1. 我首先关注的是前两条规则,因为觉得第三条只是小修改(尽管如果初始化完成后,再修改成符合第三条,可能导致连锁反应)。因为“随机”一直在我心头挥之不去,所以首先想到的是遍历所有格子,每次随机挑一个Q放进去,但立刻意识到这样很有可能导致死锁,尤其Q很小的时候,然后举了个死锁的例子。

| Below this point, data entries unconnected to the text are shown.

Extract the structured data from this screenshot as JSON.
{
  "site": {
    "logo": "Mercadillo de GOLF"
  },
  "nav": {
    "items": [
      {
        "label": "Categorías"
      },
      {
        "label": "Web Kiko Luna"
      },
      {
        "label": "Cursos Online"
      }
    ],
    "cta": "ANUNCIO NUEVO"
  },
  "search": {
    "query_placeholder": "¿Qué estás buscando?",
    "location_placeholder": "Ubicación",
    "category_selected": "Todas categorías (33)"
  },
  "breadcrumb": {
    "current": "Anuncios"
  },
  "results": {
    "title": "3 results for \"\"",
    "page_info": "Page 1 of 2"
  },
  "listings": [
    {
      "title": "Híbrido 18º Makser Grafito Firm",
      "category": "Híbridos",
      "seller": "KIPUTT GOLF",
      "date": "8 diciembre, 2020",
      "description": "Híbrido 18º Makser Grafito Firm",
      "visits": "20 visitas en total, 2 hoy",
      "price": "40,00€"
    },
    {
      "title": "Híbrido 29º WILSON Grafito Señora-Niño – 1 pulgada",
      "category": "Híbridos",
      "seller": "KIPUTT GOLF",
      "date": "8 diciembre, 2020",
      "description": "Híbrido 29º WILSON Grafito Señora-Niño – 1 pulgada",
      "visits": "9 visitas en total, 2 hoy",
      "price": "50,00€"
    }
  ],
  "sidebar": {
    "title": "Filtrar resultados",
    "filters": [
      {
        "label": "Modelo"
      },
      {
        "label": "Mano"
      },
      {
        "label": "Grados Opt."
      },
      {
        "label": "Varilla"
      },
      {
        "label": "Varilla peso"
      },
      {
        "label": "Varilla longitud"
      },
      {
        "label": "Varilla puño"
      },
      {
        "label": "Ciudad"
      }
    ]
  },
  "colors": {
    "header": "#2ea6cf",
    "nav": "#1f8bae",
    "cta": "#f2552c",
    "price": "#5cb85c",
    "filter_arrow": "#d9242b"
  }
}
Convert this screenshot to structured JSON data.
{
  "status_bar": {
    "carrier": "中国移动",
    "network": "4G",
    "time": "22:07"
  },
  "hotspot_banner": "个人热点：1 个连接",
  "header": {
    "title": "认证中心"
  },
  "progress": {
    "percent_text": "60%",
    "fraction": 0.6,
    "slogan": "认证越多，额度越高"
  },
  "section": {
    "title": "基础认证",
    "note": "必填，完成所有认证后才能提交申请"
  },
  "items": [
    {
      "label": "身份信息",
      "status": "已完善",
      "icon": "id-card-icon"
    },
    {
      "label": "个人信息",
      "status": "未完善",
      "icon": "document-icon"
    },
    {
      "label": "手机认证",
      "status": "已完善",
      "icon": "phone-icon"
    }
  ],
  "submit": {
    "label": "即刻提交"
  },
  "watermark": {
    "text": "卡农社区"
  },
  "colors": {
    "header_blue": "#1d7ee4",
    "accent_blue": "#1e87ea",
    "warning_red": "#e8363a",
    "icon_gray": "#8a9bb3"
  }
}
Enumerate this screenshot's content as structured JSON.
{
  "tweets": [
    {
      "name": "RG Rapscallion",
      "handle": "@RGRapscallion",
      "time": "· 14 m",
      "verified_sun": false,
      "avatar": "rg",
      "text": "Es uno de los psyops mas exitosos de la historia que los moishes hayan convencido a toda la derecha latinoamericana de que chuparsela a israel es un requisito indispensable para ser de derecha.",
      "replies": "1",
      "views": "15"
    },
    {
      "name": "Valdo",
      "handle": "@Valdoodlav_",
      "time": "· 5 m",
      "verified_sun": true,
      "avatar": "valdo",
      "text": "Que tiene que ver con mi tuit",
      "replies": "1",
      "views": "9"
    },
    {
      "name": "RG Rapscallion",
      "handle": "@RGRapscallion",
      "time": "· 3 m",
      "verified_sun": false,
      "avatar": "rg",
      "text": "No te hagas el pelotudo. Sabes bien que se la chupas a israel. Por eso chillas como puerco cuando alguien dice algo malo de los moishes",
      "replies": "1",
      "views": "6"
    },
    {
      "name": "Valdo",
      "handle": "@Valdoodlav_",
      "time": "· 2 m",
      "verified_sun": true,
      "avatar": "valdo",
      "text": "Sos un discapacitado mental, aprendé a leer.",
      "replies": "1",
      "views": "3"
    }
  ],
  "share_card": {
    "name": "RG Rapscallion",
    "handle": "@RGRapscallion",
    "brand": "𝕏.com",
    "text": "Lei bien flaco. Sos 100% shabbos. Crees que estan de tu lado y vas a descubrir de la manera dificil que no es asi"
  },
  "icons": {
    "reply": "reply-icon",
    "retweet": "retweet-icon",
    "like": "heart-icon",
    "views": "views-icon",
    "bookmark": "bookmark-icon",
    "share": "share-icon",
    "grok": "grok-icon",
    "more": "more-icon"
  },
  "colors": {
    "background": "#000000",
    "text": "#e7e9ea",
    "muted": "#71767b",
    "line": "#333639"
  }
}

2. 因为之前考虑过Q很小,所以最简单就是{0, 1}两种,立刻想到国际象棋棋盘:两色相间一定能填满而且无冲突。然后想到能不能先按照国际象棋棋盘填满,然后在这个基础上进行”随机化“。假如我有个遵循前两条规则的函数random(),对棋盘进行随机化。因为是在01棋盘改,所以第一遍下来可能还是很”假“,但既然这个函数是遵循前两条规则的,那么大可放心的多执行几遍。就像PS的滤镜叠加使用~ 然后开始讨论这个random()函数,大体思路是遍历棋盘,对每个格子有0.5 的概率进行”尝试修改“。(随机化就是一个慢慢tweak的过程,这个参数后面提到要根据实际效果调整)。尝试修改的算法就是:q = random(0, Q); 以q为中心向上下左右四个方向,一共有6条长度为3的线会造成潜在冲突,因此逐个检查一遍,假如无冲突就把当前位置替换为q。最后根据实际效果决定是否再来几次~

3. 然后就剩第三条规则:开局至少有一步能走。我上面阐述的时候就一直有个感觉,每局开始看似随机但一定有定势。然后让小哥打开手机游戏开了两局看了下,果然,每局开头一定会有{V型, _/型} 中的一种或两种排列,保证挪一步就能消除。跟小哥聊了这个想法之后,我的做法就是01棋盘生成后,随机选一个排列,比如V型,然后在棋盘上随机选一个(也可以多个)位置,把这个位置画出的V全部mark成不可修改。然后在这个基础上跑上面提到的random()算法。第三条规则也可以有很多随机性,必须类型选择,类型对应位置、个数的选择。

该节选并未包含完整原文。